No fundo, todos nós queremos ser gentis. A gentileza nos conecta às pessoas e nos remete à sensação de propósito no mundo, além de ser muito útil para os negócios.  No entanto, trata-se de uma habilidade muito negligenciada. Muitos de nós não somos sensíveis o suficiente para perceber o que está acontecendo com as pessoas com as quais estamos tentando estabelecer contato, ter melhor relacionamento ou desenvolver uma ação ou um projeto.

Tudo seria mais possível se conseguíssemos:

Agir com empatia

O processo de construção da gentileza em nossas vidas envolve escuta e curiosidades. Não podemos esquecer, porém, de uma ferramenta fundamental: a empatia. Afinal,  é ela que nos permite avaliar as pessoas, as situações e os acontecimentos pela ótica do outro. Essa iniciativa nos deixa mais propensos a tratar quem está ao nosso redor de uma maneira mais gentil ou, no mínimo, mais justa.Ter cuidado com o tempo

Há, no entanto, um fator que nos impede de sermos mais gentis e empáticos: o tempo. É muito difícil agirmos com gentileza e avaliar as situações pela perspectiva do outro quando nos deixamos levar pela correria da vida moderna, mesmo nessa quarentena, quando, em tese, deveríamos estar mais desacelerados.

A boa notícia é que podemos fazer algo com relação a isso. Comece definindo o que realmente importa na sua vida. Esse é o momento para identificar o que você não quer ou não precisa manter. Isso nos libera tempo para fazer coisas que nos agradam e nos fazem sentir vivos.
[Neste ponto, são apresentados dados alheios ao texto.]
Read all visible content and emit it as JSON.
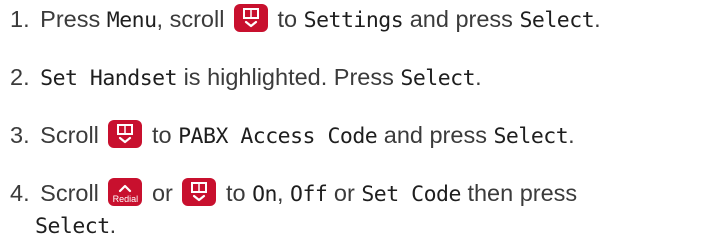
{
  "steps": [
    {
      "number": "1.",
      "text_a": "Press",
      "menu": "Menu",
      "text_b": ", scroll",
      "text_c": "to",
      "settings": "Settings",
      "text_d": "and press",
      "select": "Select",
      "end": "."
    },
    {
      "number": "2.",
      "set_handset": "Set Handset",
      "text_a": "is highlighted. Press",
      "select": "Select",
      "end": "."
    },
    {
      "number": "3.",
      "text_a": "Scroll",
      "text_b": "to",
      "pabx": "PABX Access Code",
      "text_c": "and press",
      "select": "Select",
      "end": "."
    },
    {
      "number": "4.",
      "text_a": "Scroll",
      "text_b": "or",
      "text_c": "to",
      "on": "On",
      "comma": ",",
      "off": "Off",
      "text_d": "or",
      "set_code": "Set Code",
      "text_e": "then press",
      "select": "Select",
      "end": "."
    }
  ],
  "keys": {
    "phonebook_scroll_icon": "phonebook-down-key",
    "redial_up_icon": "redial-up-key",
    "redial_label": "Redial",
    "key_color": "#c8102e",
    "text_color": "#3b3b3b"
  }
}
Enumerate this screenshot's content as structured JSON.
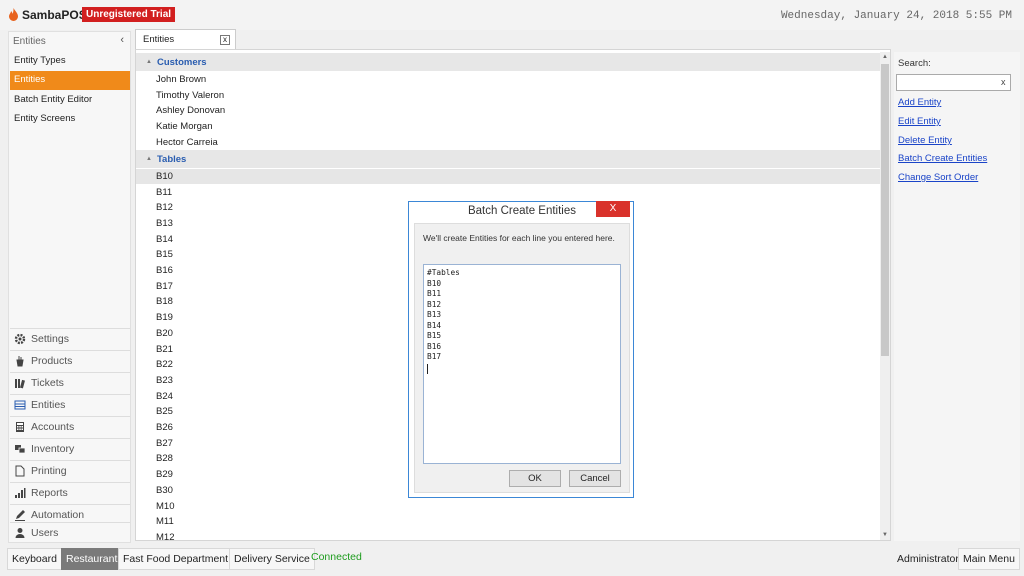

Esses momentos de realização podem estar relacionados, por exemplo, a ler um livro e participar de encontros virtuais, além de ser gentil com os outros.

Ser gentil conosco

Frequentemente, somos gentis com os outros – ou tentamos ser -, mas nem sempre temos esse mesmo cuidado conosco. Podemos iniciar essa prática prestando mais atenção à linguagem da voz interior que usamos para criticar a nós mesmos. Com treino, é possível deixá-la mais suave e fazer com que ela nos ajude a descobrir diferentes formas de superar desafios do dia a dia.

Fazer uma curadoria das nossas lembranças

Na The School of Life acreditamos que a gentileza e a empatia são habilidades possíveis de serem aprendidas, com potencial para virarem hábitos. A ideia é que, com o tempo, a pratiquemos de uma maneira natural, sem planejamento. Nesse contexto, manter as lembranças das gentilezas que recebemos pode nos lembrar de sermos gentis com mais frequência.